Gas prices have exceeded previous estimates meant for the peak of summer driving season following the recent, massive oil spill in the Gulf of Mexico.
Prices were expected to reach about $3 later this year when the summer driving season swings into full force, as MainStreet previously reported, but a gallon of gas could hit that mark much sooner than expected, according to the Rapid City Journal in South Dakota.
The cost of a gallon of gas increased as much as 7 cents a gallon in the past week in some areas on concerns that there could be a fuel shortage.
Some drivers in Madison and Milwaukee, Wisc., have already been paying $2.95 or more, according to Madison.com. Gas prices in Buffalo, N.Y., have already surpassed $3 a gallon, according to Buffalo Business First, suggesting that prices could be much higher than initially expected later this year.
But while the spill could cost the leaking oil rig owner BP (Stock Quote: BP) more than $3 billion, it’s not more than the company can afford, notes CNNMoney.com. And since there’s still currently a surplus of foreign crude oil available, U.S. gas prices could remain fairly stable, according to one oil analyst.
“I’m not brushing off the tragic elements of the accident, but it does not alter the fact that there is a huge surplus of available foreign crude, and a surplus of U.S. refining capability that should continue through summer,” says Tom Kloza of the Oil Price Information Service.

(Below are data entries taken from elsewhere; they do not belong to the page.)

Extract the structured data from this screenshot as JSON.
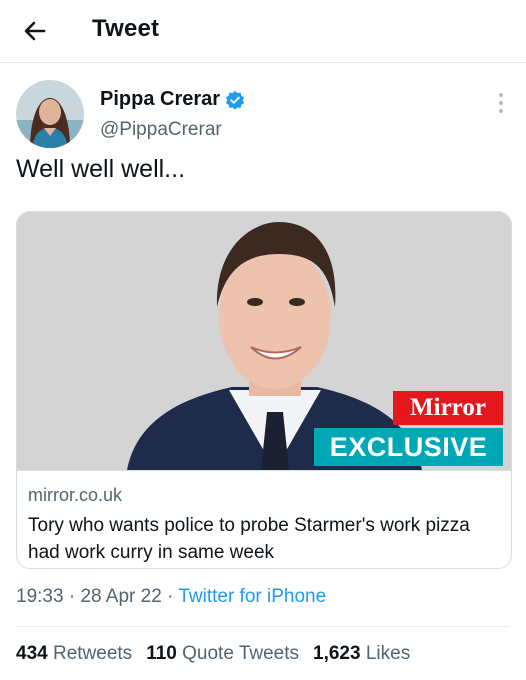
{
  "header": {
    "title": "Tweet",
    "back_icon": "arrow-left-icon"
  },
  "author": {
    "name": "Pippa Crerar",
    "handle": "@PippaCrerar",
    "verified_icon": "verified-badge-icon",
    "verified_color": "#1d9bf0"
  },
  "tweet": {
    "text": "Well well well..."
  },
  "card": {
    "domain": "mirror.co.uk",
    "title": "Tory who wants police to probe Starmer's work pizza had work curry in same week",
    "badge_top": "Mirror",
    "badge_bottom": "EXCLUSIVE",
    "badge_top_color": "#e3171d",
    "badge_bottom_color": "#00a7b5"
  },
  "meta": {
    "time": "19:33",
    "date": "28 Apr 22",
    "source": "Twitter for iPhone",
    "separator": "·"
  },
  "stats": {
    "retweets_count": "434",
    "retweets_label": "Retweets",
    "quotes_count": "110",
    "quotes_label": "Quote Tweets",
    "likes_count": "1,623",
    "likes_label": "Likes"
  },
  "accent_color": "#1d9bf0"
}
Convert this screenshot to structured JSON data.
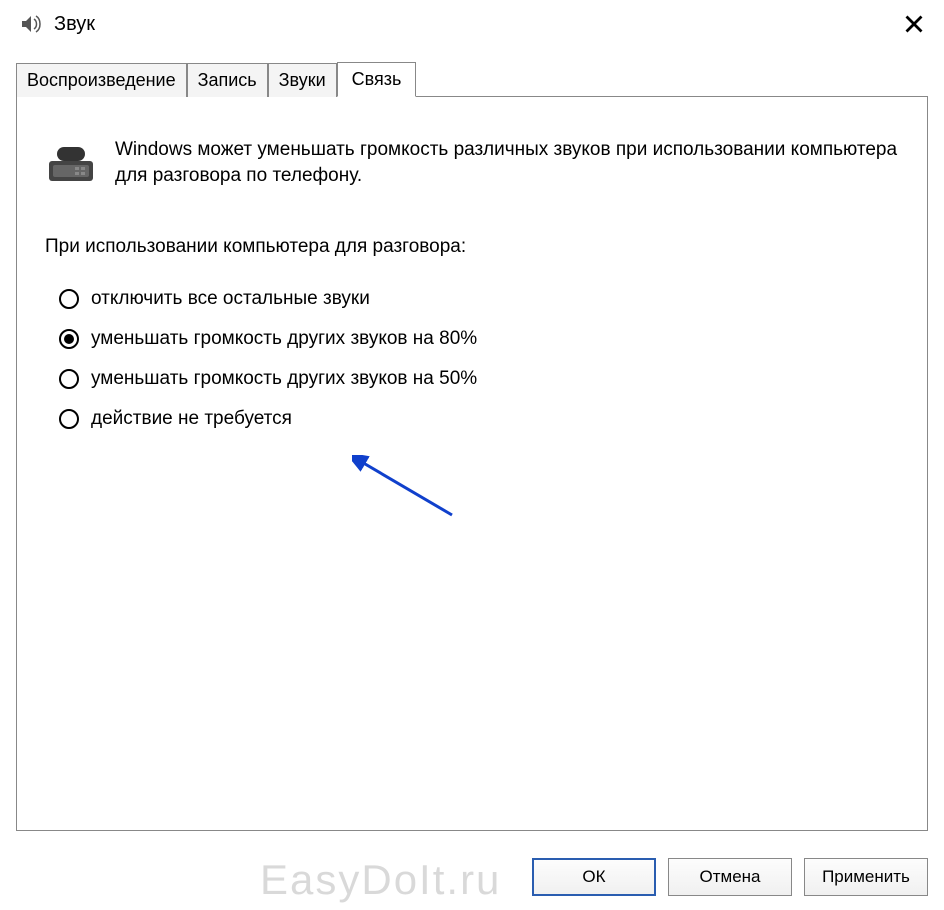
{
  "window": {
    "title": "Звук"
  },
  "tabs": {
    "playback": "Воспроизведение",
    "record": "Запись",
    "sounds": "Звуки",
    "comm": "Связь"
  },
  "panel": {
    "description": "Windows может уменьшать громкость различных звуков при использовании компьютера для разговора по телефону.",
    "subhead": "При использовании компьютера для разговора:",
    "options": {
      "mute": "отключить все остальные звуки",
      "reduce80": "уменьшать громкость других звуков на 80%",
      "reduce50": "уменьшать громкость других звуков на 50%",
      "none": "действие не требуется"
    },
    "selected": "reduce80"
  },
  "buttons": {
    "ok": "ОК",
    "cancel": "Отмена",
    "apply": "Применить"
  },
  "watermark": "EasyDoIt.ru"
}
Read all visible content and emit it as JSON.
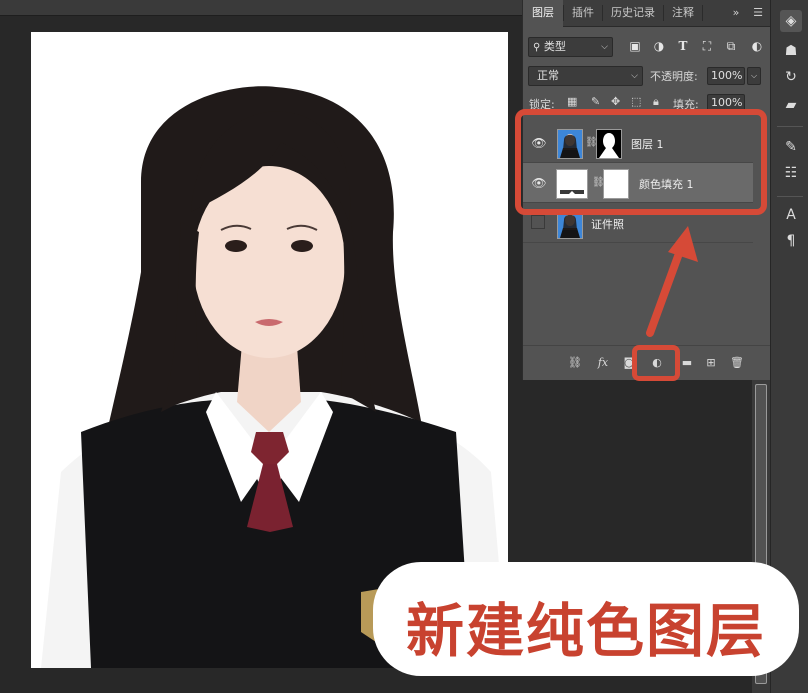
{
  "panel": {
    "tabs": [
      {
        "label": "图层",
        "active": true
      },
      {
        "label": "插件",
        "active": false
      },
      {
        "label": "历史记录",
        "active": false
      },
      {
        "label": "注释",
        "active": false
      }
    ],
    "tab_overflow": "»",
    "tab_menu": "☰",
    "filter": {
      "label": "类型",
      "icons": [
        "image-filter-icon",
        "adjustment-filter-icon",
        "type-filter-icon",
        "shape-filter-icon",
        "smart-object-filter-icon",
        "filter-toggle-icon"
      ]
    },
    "blend_mode": "正常",
    "opacity_label": "不透明度:",
    "opacity_value": "100%",
    "lock_label": "锁定:",
    "fill_label": "填充:",
    "fill_value": "100%",
    "layers": [
      {
        "name": "图层 1",
        "visible": true,
        "selected": false,
        "thumb": "photo",
        "has_mask": true
      },
      {
        "name": "颜色填充 1",
        "visible": true,
        "selected": true,
        "thumb": "white",
        "has_mask": true
      },
      {
        "name": "证件照",
        "visible": false,
        "selected": false,
        "thumb": "photo",
        "has_mask": false
      }
    ],
    "bottom_icons": [
      "link-layers-icon",
      "fx-icon",
      "add-mask-icon",
      "new-fill-adjustment-icon",
      "new-group-icon",
      "new-layer-icon",
      "delete-layer-icon"
    ],
    "fx_label": "fx"
  },
  "right_toolbar": [
    "layers-panel-icon",
    "libraries-icon",
    "history-icon",
    "comments-icon",
    "brush-icon",
    "adjustments-icon",
    "character-icon",
    "paragraph-icon"
  ],
  "annotation": {
    "caption": "新建纯色图层",
    "color": "#d64a37"
  }
}
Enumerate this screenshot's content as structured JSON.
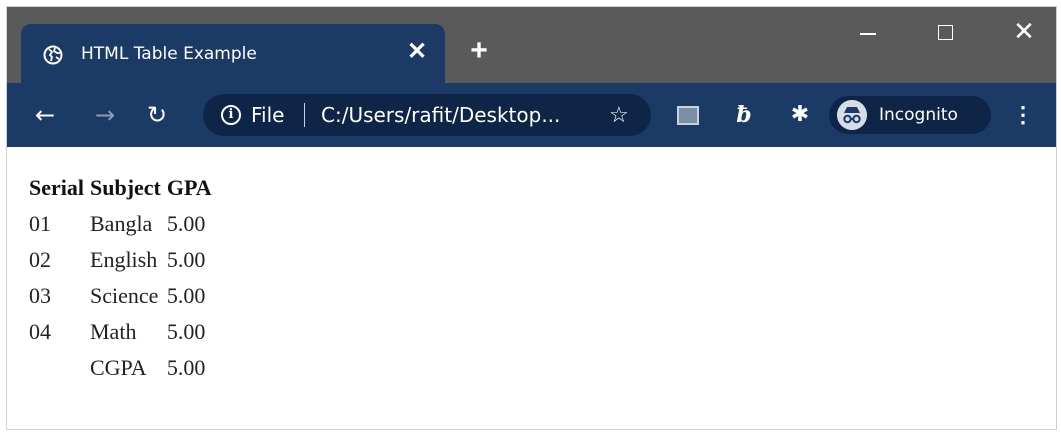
{
  "browser": {
    "tab_title": "HTML Table Example",
    "tab_close_glyph": "✕",
    "new_tab_glyph": "+",
    "omnibox": {
      "scheme_label": "File",
      "url": "C:/Users/rafit/Desktop...",
      "info_glyph": "i",
      "star_glyph": "☆"
    },
    "profile_label": "Incognito",
    "nav": {
      "back_glyph": "←",
      "forward_glyph": "→",
      "reload_glyph": "↻"
    },
    "menu_glyph": "⋮",
    "colors": {
      "titlebar": "#5a5a5a",
      "toolbar": "#1b3a66",
      "omnibox": "#0e2547"
    }
  },
  "icons": {
    "tab": "globe-icon",
    "window": [
      "minimize-icon",
      "maximize-icon",
      "close-icon"
    ],
    "toolbar": [
      "back-arrow-icon",
      "forward-arrow-icon",
      "reload-icon",
      "info-icon",
      "star-icon",
      "image-extension-icon",
      "b-extension-icon",
      "puzzle-extension-icon",
      "incognito-icon",
      "kebab-menu-icon"
    ]
  },
  "table": {
    "headers": [
      "Serial",
      "Subject",
      "GPA"
    ],
    "rows": [
      [
        "01",
        "Bangla",
        "5.00"
      ],
      [
        "02",
        "English",
        "5.00"
      ],
      [
        "03",
        "Science",
        "5.00"
      ],
      [
        "04",
        "Math",
        "5.00"
      ],
      [
        "",
        "CGPA",
        "5.00"
      ]
    ]
  }
}
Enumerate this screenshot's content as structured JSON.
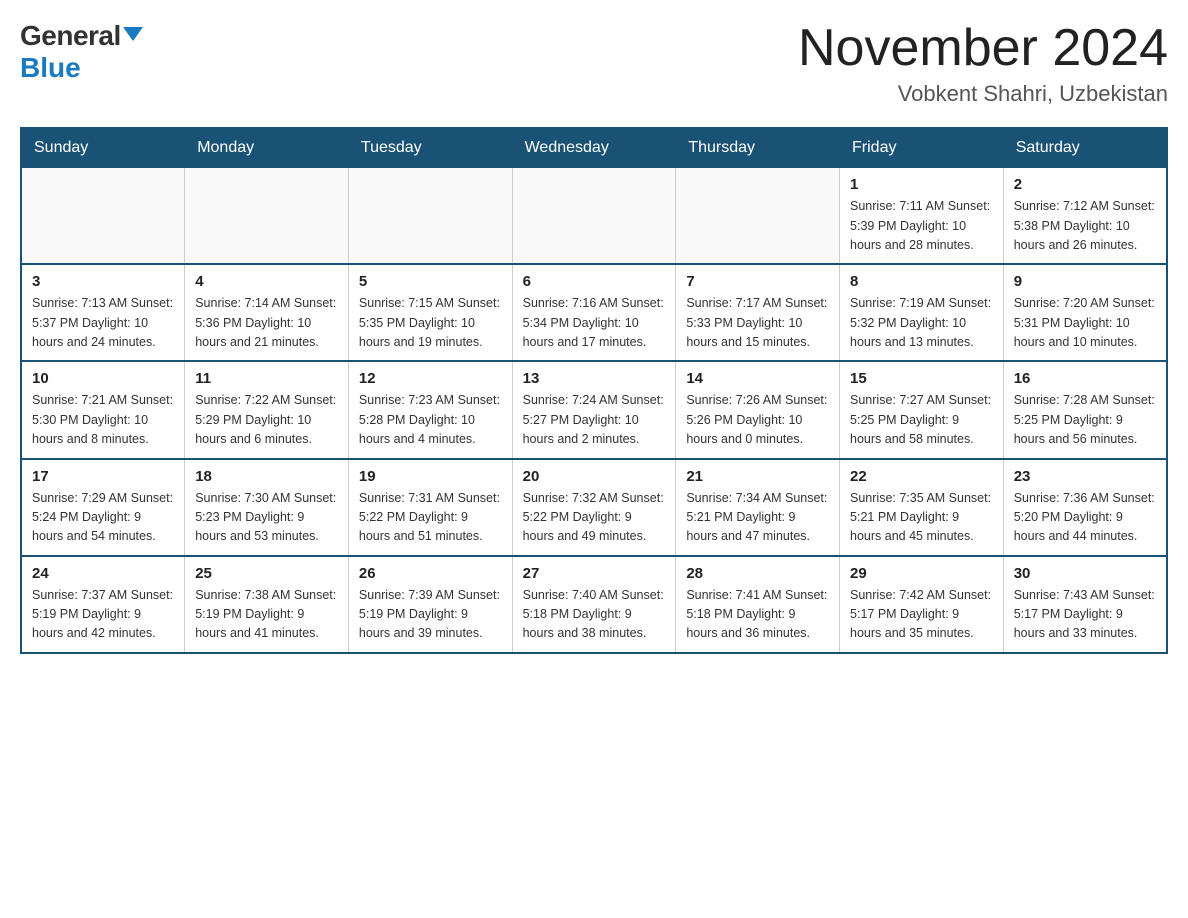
{
  "header": {
    "logo_general": "General",
    "logo_blue": "Blue",
    "month_title": "November 2024",
    "location": "Vobkent Shahri, Uzbekistan"
  },
  "weekdays": [
    "Sunday",
    "Monday",
    "Tuesday",
    "Wednesday",
    "Thursday",
    "Friday",
    "Saturday"
  ],
  "weeks": [
    [
      {
        "day": "",
        "info": ""
      },
      {
        "day": "",
        "info": ""
      },
      {
        "day": "",
        "info": ""
      },
      {
        "day": "",
        "info": ""
      },
      {
        "day": "",
        "info": ""
      },
      {
        "day": "1",
        "info": "Sunrise: 7:11 AM\nSunset: 5:39 PM\nDaylight: 10 hours\nand 28 minutes."
      },
      {
        "day": "2",
        "info": "Sunrise: 7:12 AM\nSunset: 5:38 PM\nDaylight: 10 hours\nand 26 minutes."
      }
    ],
    [
      {
        "day": "3",
        "info": "Sunrise: 7:13 AM\nSunset: 5:37 PM\nDaylight: 10 hours\nand 24 minutes."
      },
      {
        "day": "4",
        "info": "Sunrise: 7:14 AM\nSunset: 5:36 PM\nDaylight: 10 hours\nand 21 minutes."
      },
      {
        "day": "5",
        "info": "Sunrise: 7:15 AM\nSunset: 5:35 PM\nDaylight: 10 hours\nand 19 minutes."
      },
      {
        "day": "6",
        "info": "Sunrise: 7:16 AM\nSunset: 5:34 PM\nDaylight: 10 hours\nand 17 minutes."
      },
      {
        "day": "7",
        "info": "Sunrise: 7:17 AM\nSunset: 5:33 PM\nDaylight: 10 hours\nand 15 minutes."
      },
      {
        "day": "8",
        "info": "Sunrise: 7:19 AM\nSunset: 5:32 PM\nDaylight: 10 hours\nand 13 minutes."
      },
      {
        "day": "9",
        "info": "Sunrise: 7:20 AM\nSunset: 5:31 PM\nDaylight: 10 hours\nand 10 minutes."
      }
    ],
    [
      {
        "day": "10",
        "info": "Sunrise: 7:21 AM\nSunset: 5:30 PM\nDaylight: 10 hours\nand 8 minutes."
      },
      {
        "day": "11",
        "info": "Sunrise: 7:22 AM\nSunset: 5:29 PM\nDaylight: 10 hours\nand 6 minutes."
      },
      {
        "day": "12",
        "info": "Sunrise: 7:23 AM\nSunset: 5:28 PM\nDaylight: 10 hours\nand 4 minutes."
      },
      {
        "day": "13",
        "info": "Sunrise: 7:24 AM\nSunset: 5:27 PM\nDaylight: 10 hours\nand 2 minutes."
      },
      {
        "day": "14",
        "info": "Sunrise: 7:26 AM\nSunset: 5:26 PM\nDaylight: 10 hours\nand 0 minutes."
      },
      {
        "day": "15",
        "info": "Sunrise: 7:27 AM\nSunset: 5:25 PM\nDaylight: 9 hours\nand 58 minutes."
      },
      {
        "day": "16",
        "info": "Sunrise: 7:28 AM\nSunset: 5:25 PM\nDaylight: 9 hours\nand 56 minutes."
      }
    ],
    [
      {
        "day": "17",
        "info": "Sunrise: 7:29 AM\nSunset: 5:24 PM\nDaylight: 9 hours\nand 54 minutes."
      },
      {
        "day": "18",
        "info": "Sunrise: 7:30 AM\nSunset: 5:23 PM\nDaylight: 9 hours\nand 53 minutes."
      },
      {
        "day": "19",
        "info": "Sunrise: 7:31 AM\nSunset: 5:22 PM\nDaylight: 9 hours\nand 51 minutes."
      },
      {
        "day": "20",
        "info": "Sunrise: 7:32 AM\nSunset: 5:22 PM\nDaylight: 9 hours\nand 49 minutes."
      },
      {
        "day": "21",
        "info": "Sunrise: 7:34 AM\nSunset: 5:21 PM\nDaylight: 9 hours\nand 47 minutes."
      },
      {
        "day": "22",
        "info": "Sunrise: 7:35 AM\nSunset: 5:21 PM\nDaylight: 9 hours\nand 45 minutes."
      },
      {
        "day": "23",
        "info": "Sunrise: 7:36 AM\nSunset: 5:20 PM\nDaylight: 9 hours\nand 44 minutes."
      }
    ],
    [
      {
        "day": "24",
        "info": "Sunrise: 7:37 AM\nSunset: 5:19 PM\nDaylight: 9 hours\nand 42 minutes."
      },
      {
        "day": "25",
        "info": "Sunrise: 7:38 AM\nSunset: 5:19 PM\nDaylight: 9 hours\nand 41 minutes."
      },
      {
        "day": "26",
        "info": "Sunrise: 7:39 AM\nSunset: 5:19 PM\nDaylight: 9 hours\nand 39 minutes."
      },
      {
        "day": "27",
        "info": "Sunrise: 7:40 AM\nSunset: 5:18 PM\nDaylight: 9 hours\nand 38 minutes."
      },
      {
        "day": "28",
        "info": "Sunrise: 7:41 AM\nSunset: 5:18 PM\nDaylight: 9 hours\nand 36 minutes."
      },
      {
        "day": "29",
        "info": "Sunrise: 7:42 AM\nSunset: 5:17 PM\nDaylight: 9 hours\nand 35 minutes."
      },
      {
        "day": "30",
        "info": "Sunrise: 7:43 AM\nSunset: 5:17 PM\nDaylight: 9 hours\nand 33 minutes."
      }
    ]
  ]
}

Kloza says he maintains his prediction that the peak price of a gallon of gasoline in the U.S. this summer will be $3.
Gas prices generally rise a bit before Memorial Day, according to Kloza, and the average price for a gallon of gasoline is currently up to $2.90 from $2.82 a month ago, according to AAA. But prices were only about $2.07 a full year ago, according to the AAA Daily Fuel Gauge Report.